I remember reading Daniel Quinn’s Ishmael close to 20 years ago. It is a great book and made me understand the origins of the bible and Judeo-Christian religions. The Story of B was an even better book.
In his writings, Daniel Quinn talks of The Great Forgetting. To paraphrase, we humans had a way of living in the world that was sustainably working for hundreds of thousands of years. In fact that way of living and the environment in which we lived is really what shaped us to become humans from our pre-human hominid ancestors. But then we started to do larger scale agriculture and small populations could generate way more food than they needed to sustain just themselves. So that allowed larger groups of humans to survive and thrive. And with a small group of farmers/herders providing the food, the rest of the population could focus on non-food-generating pursuits.
And so we gradually moved further and further away from the old way of living and created a society that was in many ways more comfortable and secure, but insidiously was at odds with nature. And of course we interpret the new society to be an improvement, another step along the evolutionary path whereby the remaining nomadic hunter/gatherer societies were stagnant, less evolved and destined for extinction.
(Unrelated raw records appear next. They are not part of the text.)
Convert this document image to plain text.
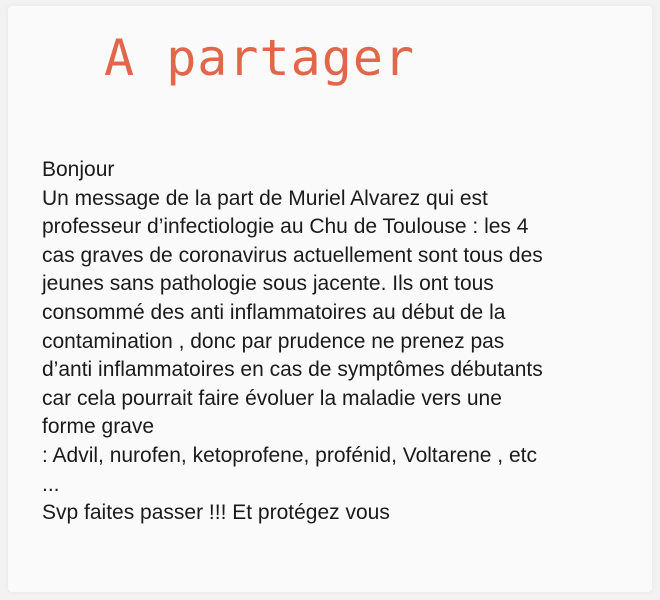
A partager
Bonjour
Un message de la part de Muriel Alvarez qui est
professeur d’infectiologie au Chu de Toulouse : les 4
cas graves de coronavirus actuellement sont tous des
jeunes sans pathologie sous jacente. Ils ont tous
consommé des anti inflammatoires au début de la
contamination , donc par prudence ne prenez pas
d’anti inflammatoires en cas de symptômes débutants
car cela pourrait faire évoluer la maladie vers une
forme grave
: Advil, nurofen, ketoprofene, profénid, Voltarene , etc
...
Svp faites passer !!! Et protégez vous
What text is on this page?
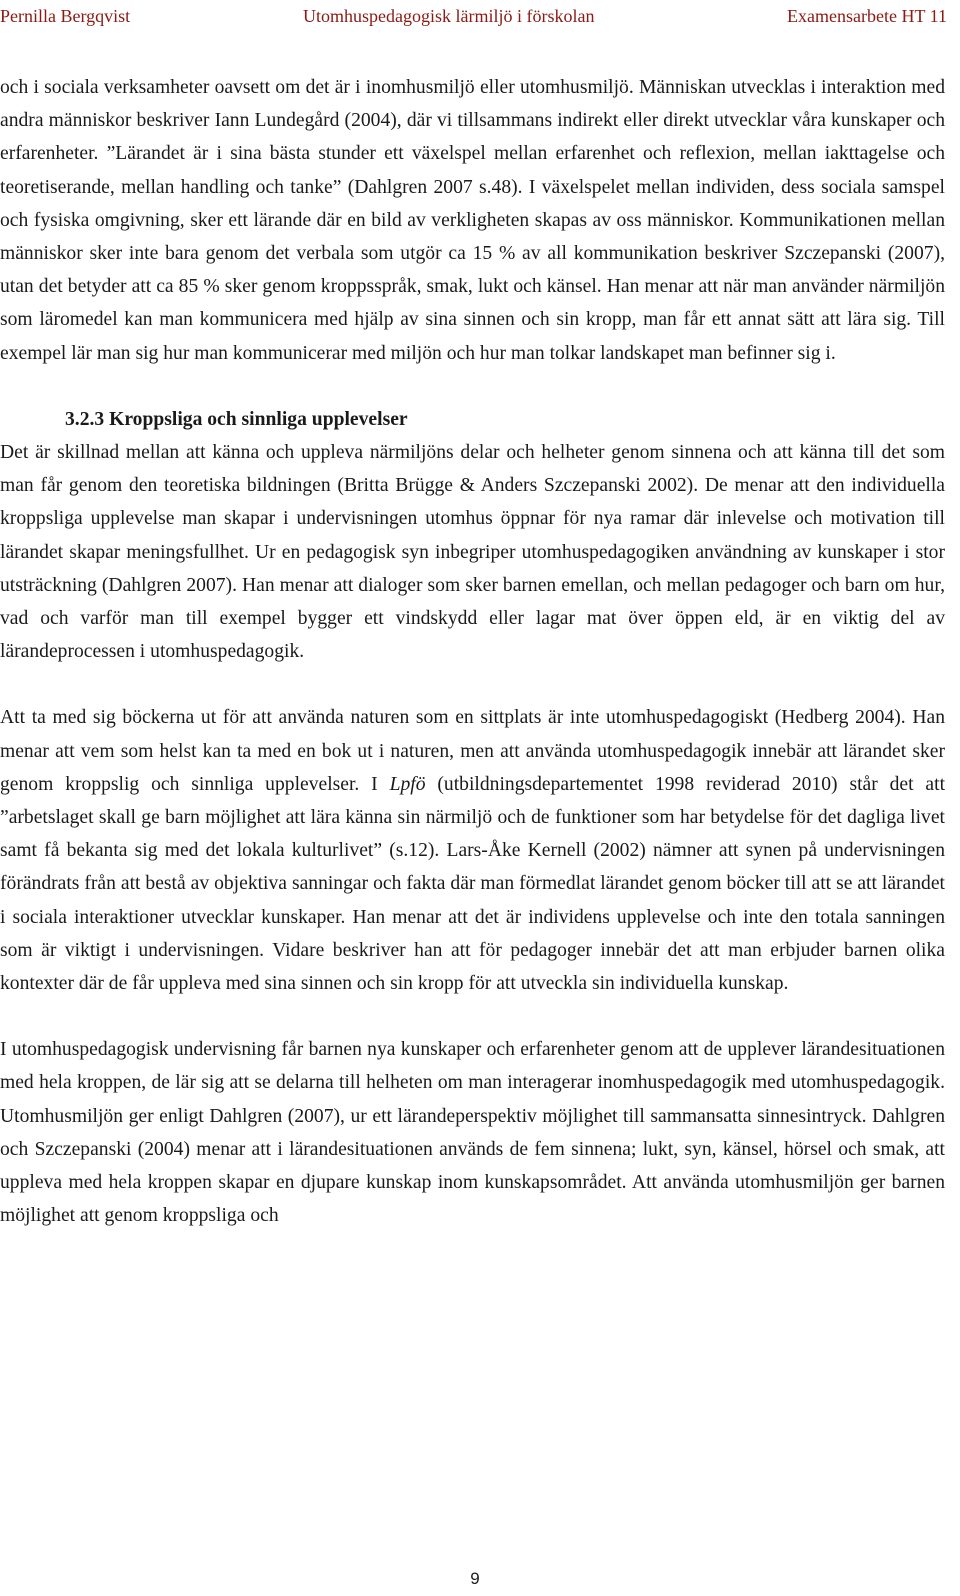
Pernilla Bergqvist	Utomhuspedagogisk lärmiljö i förskolan	Examensarbete HT 11

och i sociala verksamheter oavsett om det är i inomhusmiljö eller utomhusmiljö. Människan utvecklas i interaktion med andra människor beskriver Iann Lundegård (2004), där vi tillsammans indirekt eller direkt utvecklar våra kunskaper och erfarenheter. ”Lärandet är i sina bästa stunder ett växelspel mellan erfarenhet och reflexion, mellan iakttagelse och teoretiserande, mellan handling och tanke” (Dahlgren 2007 s.48). I växelspelet mellan individen, dess sociala samspel och fysiska omgivning, sker ett lärande där en bild av verkligheten skapas av oss människor. Kommunikationen mellan människor sker inte bara genom det verbala som utgör ca 15 % av all kommunikation beskriver Szczepanski (2007), utan det betyder att ca 85 % sker genom kroppsspråk, smak, lukt och känsel. Han menar att när man använder närmiljön som läromedel kan man kommunicera med hjälp av sina sinnen och sin kropp, man får ett annat sätt att lära sig. Till exempel lär man sig hur man kommunicerar med miljön och hur man tolkar landskapet man befinner sig i.

3.2.3 Kroppsliga och sinnliga upplevelser

Det är skillnad mellan att känna och uppleva närmiljöns delar och helheter genom sinnena och att känna till det som man får genom den teoretiska bildningen (Britta Brügge & Anders Szczepanski 2002). De menar att den individuella kroppsliga upplevelse man skapar i undervisningen utomhus öppnar för nya ramar där inlevelse och motivation till lärandet skapar meningsfullhet. Ur en pedagogisk syn inbegriper utomhuspedagogiken användning av kunskaper i stor utsträckning (Dahlgren 2007). Han menar att dialoger som sker barnen emellan, och mellan pedagoger och barn om hur, vad och varför man till exempel bygger ett vindskydd eller lagar mat över öppen eld, är en viktig del av lärandeprocessen i utomhuspedagogik.

Att ta med sig böckerna ut för att använda naturen som en sittplats är inte utomhuspedagogiskt (Hedberg 2004). Han menar att vem som helst kan ta med en bok ut i naturen, men att använda utomhuspedagogik innebär att lärandet sker genom kroppslig och sinnliga upplevelser. I Lpfö (utbildningsdepartementet 1998 reviderad 2010) står det att ”arbetslaget skall ge barn möjlighet att lära känna sin närmiljö och de funktioner som har betydelse för det dagliga livet samt få bekanta sig med det lokala kulturlivet” (s.12). Lars-Åke Kernell (2002) nämner att synen på undervisningen förändrats från att bestå av objektiva sanningar och fakta där man förmedlat lärandet genom böcker till att se att lärandet i sociala interaktioner utvecklar kunskaper. Han menar att det är individens upplevelse och inte den totala sanningen som är viktigt i undervisningen. Vidare beskriver han att för pedagoger innebär det att man erbjuder barnen olika kontexter där de får uppleva med sina sinnen och sin kropp för att utveckla sin individuella kunskap.

I utomhuspedagogisk undervisning får barnen nya kunskaper och erfarenheter genom att de upplever lärandesituationen med hela kroppen, de lär sig att se delarna till helheten om man interagerar inomhuspedagogik med utomhuspedagogik. Utomhusmiljön ger enligt Dahlgren (2007), ur ett lärandeperspektiv möjlighet till sammansatta sinnesintryck. Dahlgren och Szczepanski (2004) menar att i lärandesituationen används de fem sinnena; lukt, syn, känsel, hörsel och smak, att uppleva med hela kroppen skapar en djupare kunskap inom kunskapsområdet. Att använda utomhusmiljön ger barnen möjlighet att genom kroppsliga och

9
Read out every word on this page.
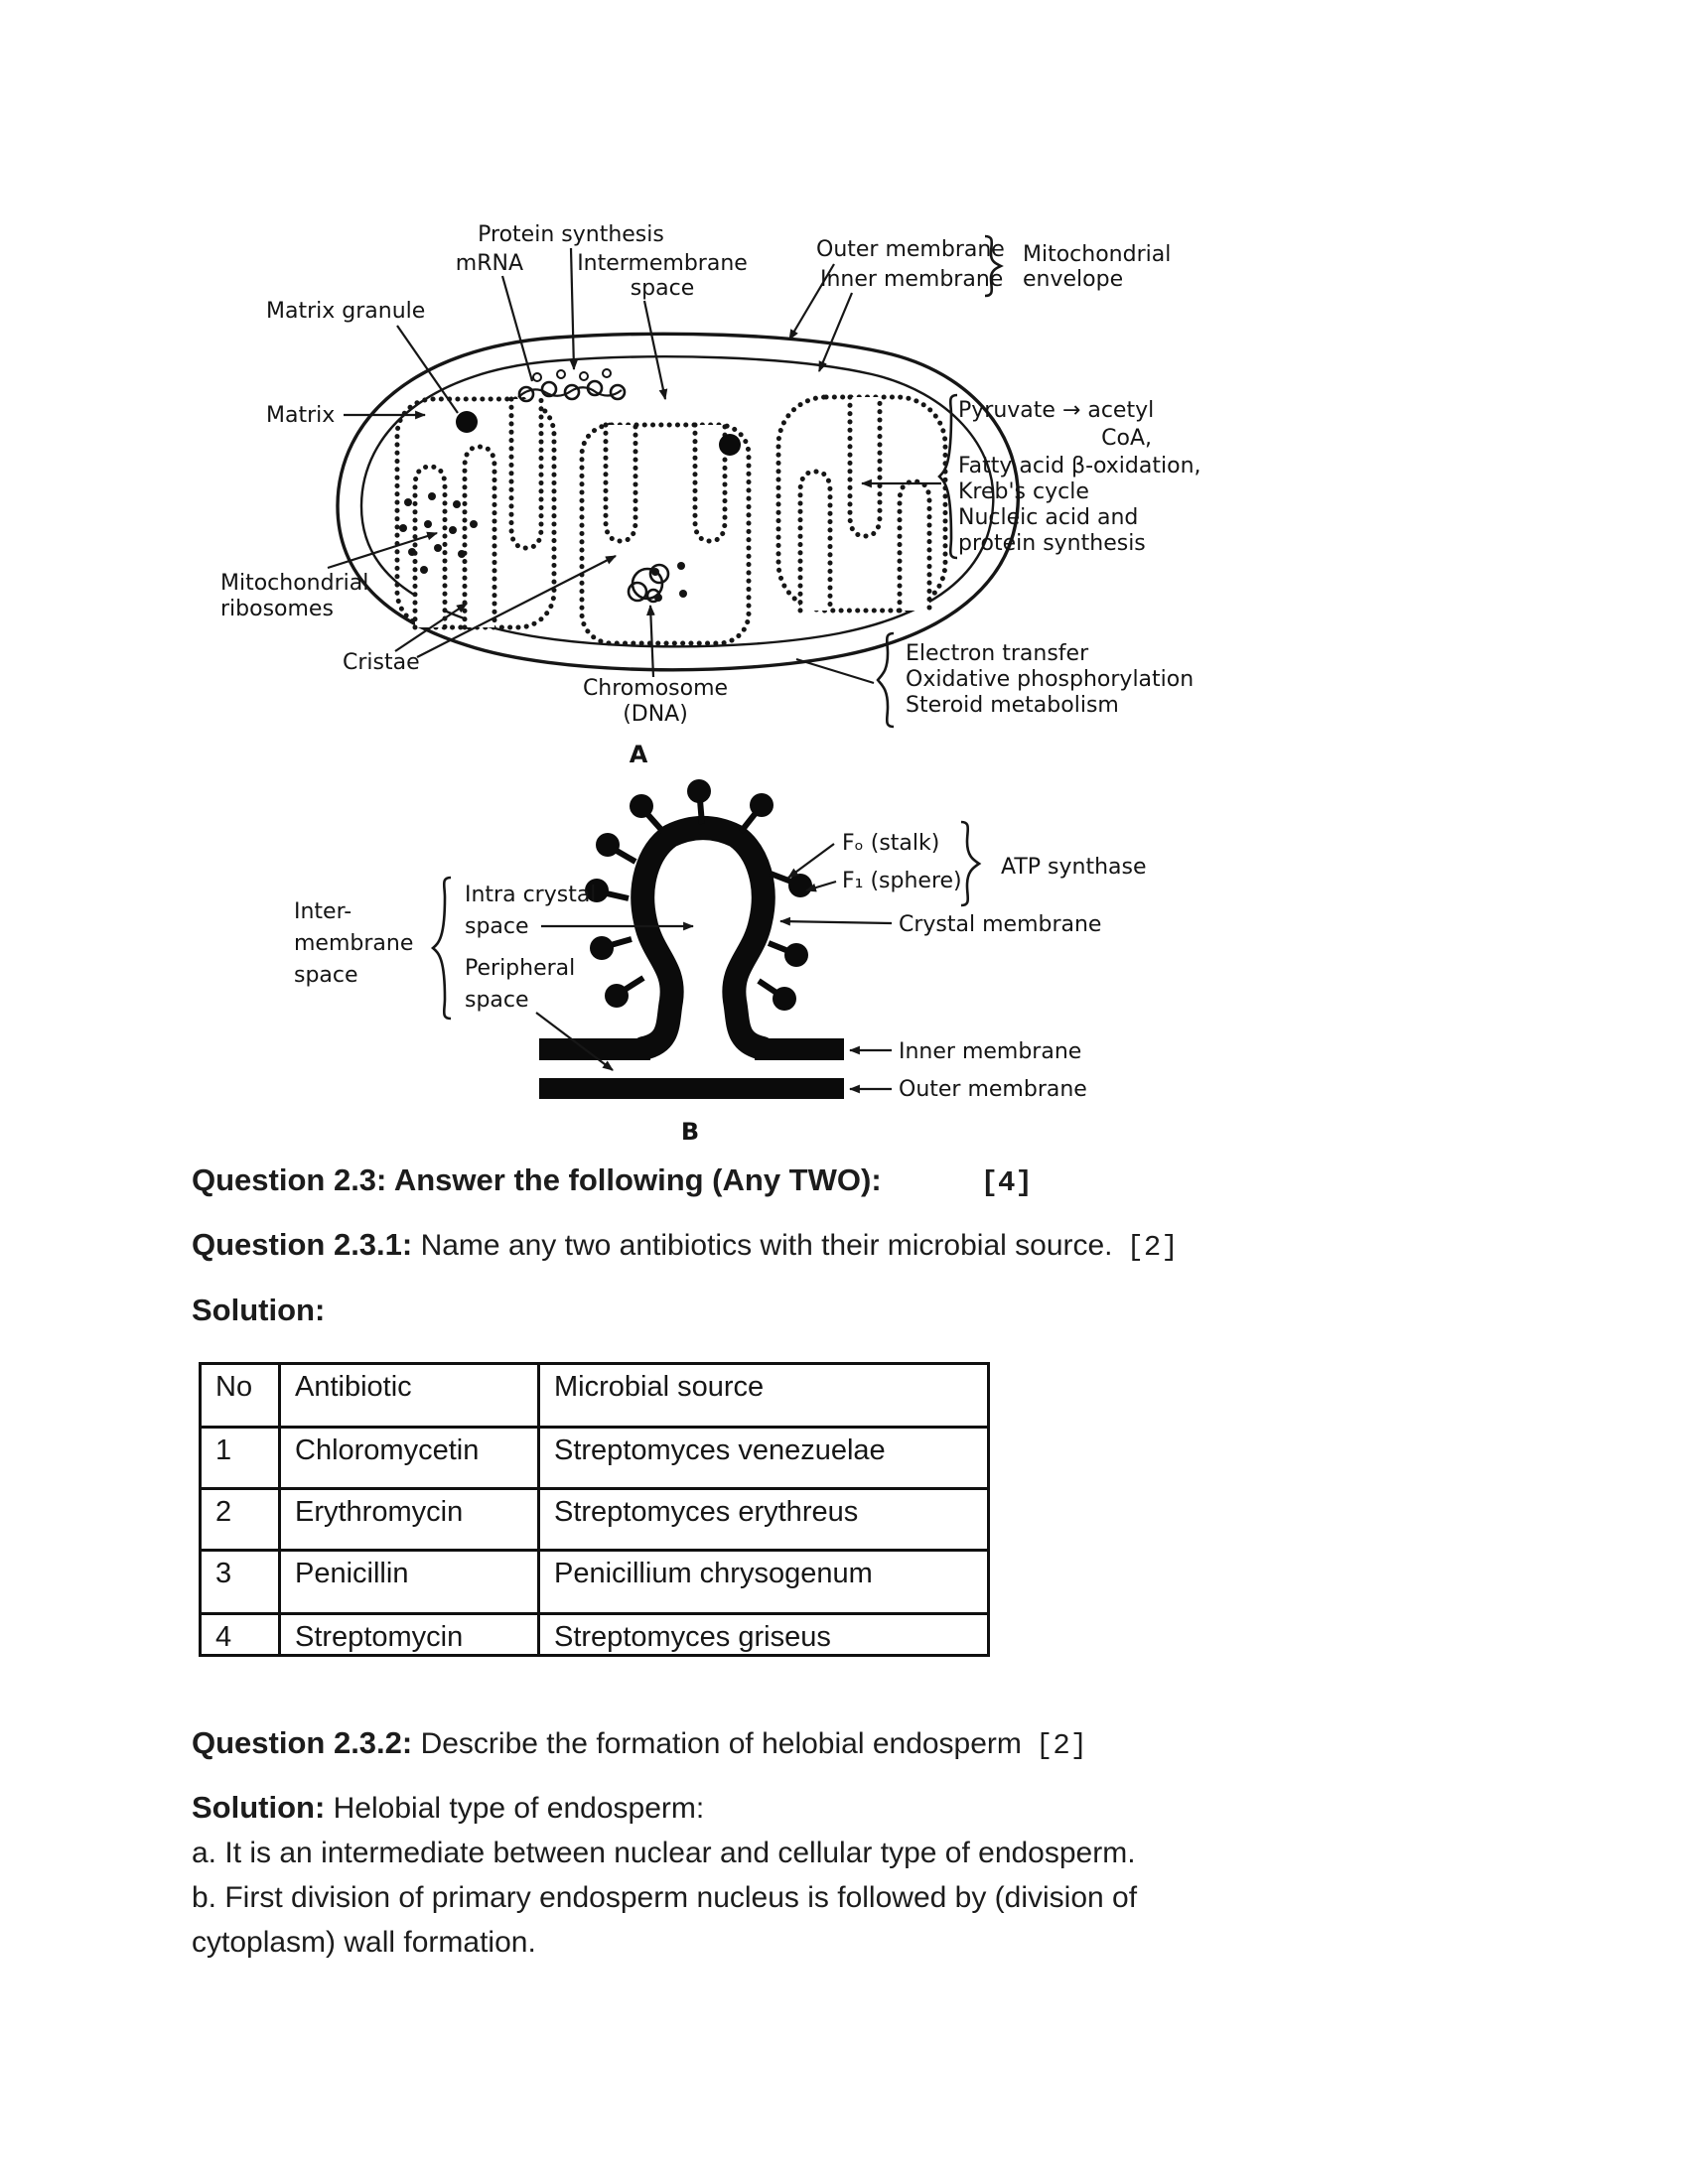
Protein synthesis
mRNA Intermembrane
space
Outer membrane
Inner membrane
Mitochondrial
envelope
Matrix granule
Matrix	Pyruvate → acetyl
CoA,
Fatty acid β-oxidation,
Kreb's cycle
Nucleic acid and
protein synthesis
Mitochondrial
ribosomes
Cristae
Chromosome
(DNA)
Electron transfer
Oxidative phosphorylation
Steroid metabolism
A
Fₒ (stalk)
F₁ (sphere)
ATP synthase
Crystal membrane
Inter-
membrane
space
Intra crystal
space
Peripheral
space
Inner membrane
Outer membrane
B
Question 2.3: Answer the following (Any TWO):	[4]
Question 2.3.1: Name any two antibiotics with their microbial source. [2]
Solution:
No	Antibiotic	Microbial source
1	Chloromycetin	Streptomyces venezuelae
2	Erythromycin	Streptomyces erythreus
3	Penicillin	Penicillium chrysogenum
4	Streptomycin	Streptomyces griseus
Question 2.3.2: Describe the formation of helobial endosperm [2]
Solution: Helobial type of endosperm:
a. It is an intermediate between nuclear and cellular type of endosperm.
b. First division of primary endosperm nucleus is followed by (division of
cytoplasm) wall formation.
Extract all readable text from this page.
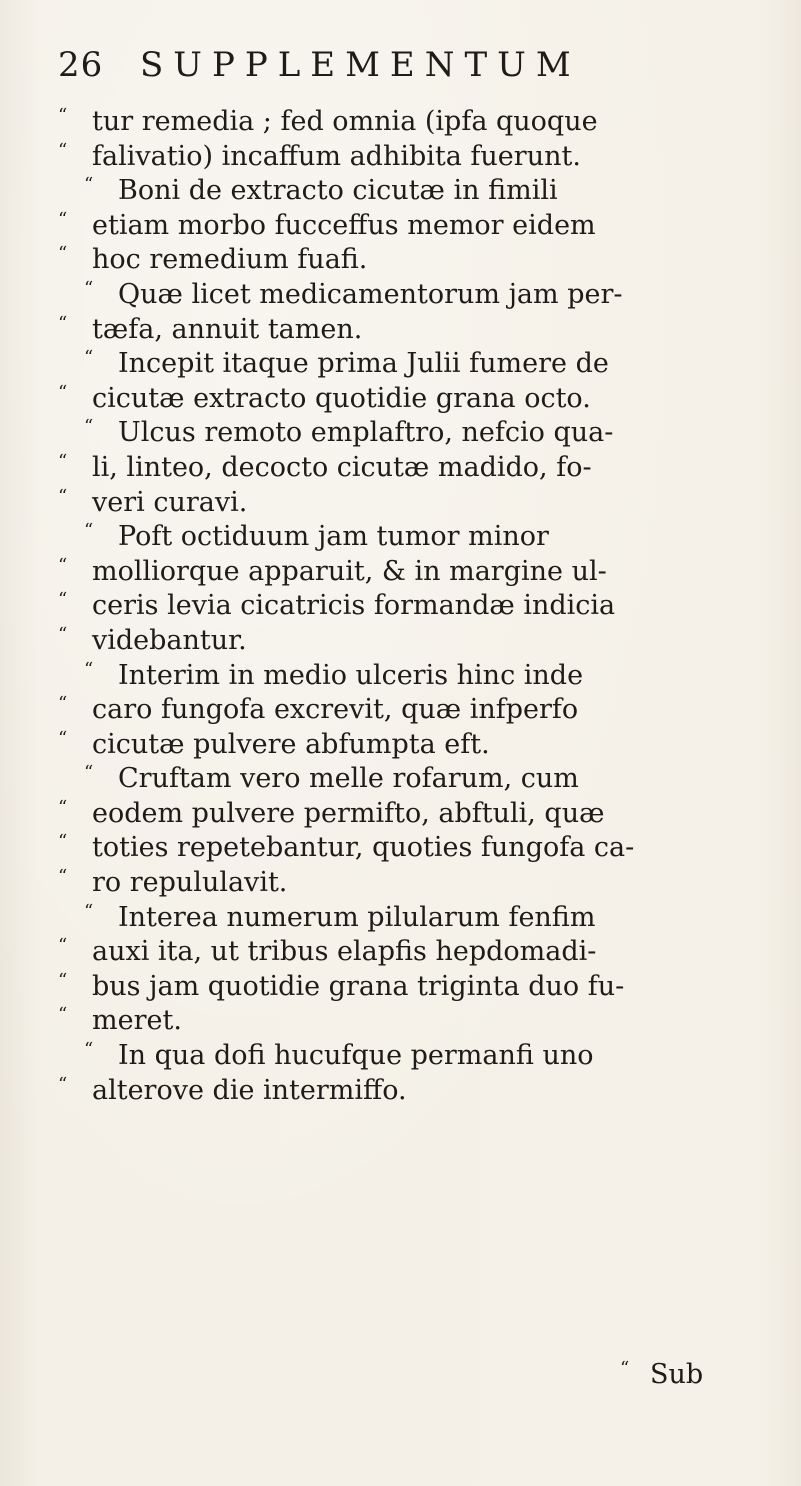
26 SUPPLEMENTUM
“ tur remedia ; fed omnia (ipfa quoque
“ falivatio) incaffum adhibita fuerunt.
“ Boni de extracto cicutæ in fimili
“ etiam morbo fucceffus memor eidem
“ hoc remedium fuafi.
“ Quæ licet medicamentorum jam per-
“ tæfa, annuit tamen.
“ Incepit itaque prima Julii fumere de
“ cicutæ extracto quotidie grana octo.
“ Ulcus remoto emplaftro, nefcio qua-
“ li, linteo, decocto cicutæ madido, fo-
“ veri curavi.
“ Poft octiduum jam tumor minor
“ molliorque apparuit, & in margine ul-
“ ceris levia cicatricis formandæ indicia
“ videbantur.
“ Interim in medio ulceris hinc inde
“ caro fungofa excrevit, quæ infperfo
“ cicutæ pulvere abfumpta eft.
“ Cruftam vero melle rofarum, cum
“ eodem pulvere permifto, abftuli, quæ
“ toties repetebantur, quoties fungofa ca-
“ ro repululavit.
“ Interea numerum pilularum fenfim
“ auxi ita, ut tribus elapfis hepdomadi-
“ bus jam quotidie grana triginta duo fu-
“ meret.
“ In qua dofi hucufque permanfi uno
“ alterove die intermiffo.
“ Sub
This is all exactly on the mark, but falls short in talking about what I feel is a critically obvious missing piece: the fact that the majority of the people living in this modern, "civilized" society are in a near constant state of discontent. Society has made it even easier to active the base of Maslow's hierarchy without requiring what used to be a critical component of human existence: close social and emotional connections with others. The remaining tribes don't have this. And honestly it is this feeling of discontent that drives society forward as we all try to achieve our way to fulfillment. But of course that is not possible.
Daniel Quinn definitely got it right, but it was just slightly incomplete. The answer isn't necessarily give up modern civilization. But we definitely need to start by prioritizing the things that are encoded deep in our genes about what makes a fulfilling existence: being outside, moving your body, connecting on a deep, meaningful, emotional level with others, eating a healthy diet of whole foods in moderation, and spending less time thinking, and more time just being in the world.